Sahra arkadaşına mahcup bir tebessümle bakarken Arjin de nadir olarak gösterdiği hafif bir tebessüm etti. Bu tebessüm de birçok sırrı saklamaktaydı. Düşüncelerini dile getirmedi, sadece tek bir cümle kurdu Arjin.

"Eve gittiğimizde yol yorgunluğunu atlattıktan sonra yanıma, benim odama gelsin."

Sonra bir cevap beklemediğini belirtircesine tekrar konuştu. "De haydi, gidelim!" Eliyle yolu işaret etti. "Biraz daha kalırsak başıma güneş geçecek." diyerek kalabalığı harekete geçirdi.

Firuze ise kafası karışmış bir şekilde Arjin'e bakan Sahra'ya döndü. Sahra, "Odasında ne var ki oraya gideceğim?" dediğinde Firuze'nin yüzü neşeyle parladı.

"Gidince öğrenirsin." dedi. Sonra Sahra'nın koluna girdi. "Ama bil ki öyle herkesi almaz odasına. Aldıysa da seni seçti demektir. O odadan çıktığında sende artık Yadê Arjin 'in koruması altına girmişsindir."

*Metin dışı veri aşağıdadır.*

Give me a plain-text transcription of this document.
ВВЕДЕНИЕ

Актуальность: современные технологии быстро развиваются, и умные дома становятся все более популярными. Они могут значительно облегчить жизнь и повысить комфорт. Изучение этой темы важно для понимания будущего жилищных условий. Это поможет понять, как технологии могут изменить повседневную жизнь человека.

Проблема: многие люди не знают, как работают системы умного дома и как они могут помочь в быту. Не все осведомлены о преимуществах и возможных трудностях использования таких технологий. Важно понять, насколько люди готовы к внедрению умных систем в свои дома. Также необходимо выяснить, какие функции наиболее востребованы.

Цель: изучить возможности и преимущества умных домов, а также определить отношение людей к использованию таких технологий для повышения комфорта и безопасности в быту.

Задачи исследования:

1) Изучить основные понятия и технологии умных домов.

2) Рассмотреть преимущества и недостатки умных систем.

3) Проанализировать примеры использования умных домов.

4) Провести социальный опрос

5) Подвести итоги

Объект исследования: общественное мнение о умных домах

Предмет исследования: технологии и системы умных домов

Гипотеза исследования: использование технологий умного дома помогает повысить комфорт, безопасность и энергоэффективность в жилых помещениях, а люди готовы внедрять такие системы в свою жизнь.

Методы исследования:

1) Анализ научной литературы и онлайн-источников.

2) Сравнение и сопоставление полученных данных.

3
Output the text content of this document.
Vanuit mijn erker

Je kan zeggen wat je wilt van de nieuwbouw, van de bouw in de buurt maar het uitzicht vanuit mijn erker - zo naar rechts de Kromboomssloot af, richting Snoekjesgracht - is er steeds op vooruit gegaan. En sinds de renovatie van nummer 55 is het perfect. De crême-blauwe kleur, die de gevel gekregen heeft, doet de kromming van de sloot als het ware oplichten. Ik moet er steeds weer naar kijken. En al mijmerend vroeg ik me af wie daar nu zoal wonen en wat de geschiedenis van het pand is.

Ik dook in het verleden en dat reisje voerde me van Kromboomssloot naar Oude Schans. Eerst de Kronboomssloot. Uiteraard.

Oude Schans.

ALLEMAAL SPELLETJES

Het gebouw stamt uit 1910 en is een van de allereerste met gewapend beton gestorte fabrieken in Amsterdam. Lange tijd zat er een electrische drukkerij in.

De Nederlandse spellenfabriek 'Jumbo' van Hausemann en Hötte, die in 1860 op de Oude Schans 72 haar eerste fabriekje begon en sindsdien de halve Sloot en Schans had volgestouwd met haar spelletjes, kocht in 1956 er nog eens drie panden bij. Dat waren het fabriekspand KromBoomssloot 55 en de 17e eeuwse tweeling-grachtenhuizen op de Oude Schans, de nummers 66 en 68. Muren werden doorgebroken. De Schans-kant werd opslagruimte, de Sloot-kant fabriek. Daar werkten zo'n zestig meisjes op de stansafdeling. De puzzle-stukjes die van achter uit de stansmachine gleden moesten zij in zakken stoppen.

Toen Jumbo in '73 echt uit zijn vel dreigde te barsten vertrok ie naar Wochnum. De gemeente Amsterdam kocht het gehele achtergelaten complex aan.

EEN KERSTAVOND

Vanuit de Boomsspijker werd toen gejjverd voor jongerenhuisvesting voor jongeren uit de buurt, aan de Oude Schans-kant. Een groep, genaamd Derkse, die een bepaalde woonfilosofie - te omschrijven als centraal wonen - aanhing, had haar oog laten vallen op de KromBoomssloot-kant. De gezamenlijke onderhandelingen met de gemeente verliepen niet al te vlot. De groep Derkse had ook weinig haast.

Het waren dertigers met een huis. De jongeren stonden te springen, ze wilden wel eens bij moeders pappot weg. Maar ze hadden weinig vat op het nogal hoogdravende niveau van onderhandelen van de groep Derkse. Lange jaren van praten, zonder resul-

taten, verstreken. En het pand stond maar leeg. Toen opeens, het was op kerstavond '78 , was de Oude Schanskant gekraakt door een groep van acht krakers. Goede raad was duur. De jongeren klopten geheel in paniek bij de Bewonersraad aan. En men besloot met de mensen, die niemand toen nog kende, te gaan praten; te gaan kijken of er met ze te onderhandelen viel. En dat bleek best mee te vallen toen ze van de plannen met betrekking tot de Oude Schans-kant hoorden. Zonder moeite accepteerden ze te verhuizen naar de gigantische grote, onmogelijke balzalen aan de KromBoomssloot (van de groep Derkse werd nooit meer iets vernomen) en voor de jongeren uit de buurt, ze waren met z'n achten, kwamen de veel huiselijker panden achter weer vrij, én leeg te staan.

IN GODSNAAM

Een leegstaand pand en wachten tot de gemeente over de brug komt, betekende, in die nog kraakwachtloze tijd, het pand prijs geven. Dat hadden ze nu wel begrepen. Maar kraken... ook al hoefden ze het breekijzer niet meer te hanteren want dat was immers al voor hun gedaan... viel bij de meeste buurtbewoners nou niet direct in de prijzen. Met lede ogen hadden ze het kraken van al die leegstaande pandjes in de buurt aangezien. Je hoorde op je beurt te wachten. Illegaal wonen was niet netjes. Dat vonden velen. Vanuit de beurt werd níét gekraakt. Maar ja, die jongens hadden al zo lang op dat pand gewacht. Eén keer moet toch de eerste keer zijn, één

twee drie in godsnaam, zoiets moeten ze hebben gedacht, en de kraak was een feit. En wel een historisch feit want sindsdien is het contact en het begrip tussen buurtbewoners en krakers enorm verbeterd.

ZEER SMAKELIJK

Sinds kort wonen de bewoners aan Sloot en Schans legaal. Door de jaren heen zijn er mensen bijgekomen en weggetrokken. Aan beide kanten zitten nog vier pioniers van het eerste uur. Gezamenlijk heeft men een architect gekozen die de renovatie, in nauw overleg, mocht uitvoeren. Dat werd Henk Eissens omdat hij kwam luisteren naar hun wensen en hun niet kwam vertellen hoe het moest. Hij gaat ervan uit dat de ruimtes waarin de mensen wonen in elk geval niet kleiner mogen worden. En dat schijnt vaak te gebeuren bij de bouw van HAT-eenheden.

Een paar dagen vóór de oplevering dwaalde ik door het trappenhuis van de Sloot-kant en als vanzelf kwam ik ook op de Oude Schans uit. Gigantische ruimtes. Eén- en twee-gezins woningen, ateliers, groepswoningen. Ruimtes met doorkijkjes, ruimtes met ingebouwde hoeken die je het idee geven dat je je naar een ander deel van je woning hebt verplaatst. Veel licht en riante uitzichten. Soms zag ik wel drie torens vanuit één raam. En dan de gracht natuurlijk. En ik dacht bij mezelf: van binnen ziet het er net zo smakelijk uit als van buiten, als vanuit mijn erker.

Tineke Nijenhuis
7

Sahra'nın bu sözlerle kafası karışmıştı. "Odadan çıkınca nasıl koruma altında olmuş olacağım?" dediğinde Firuze güldü.

Sahra defalarca aynı soruyu sorsa da Firuze doğru dürüst bir cevap vermediği için mecburen Arjin 'in odasına gidip kendi öğrenmek zorunda kalacaktı.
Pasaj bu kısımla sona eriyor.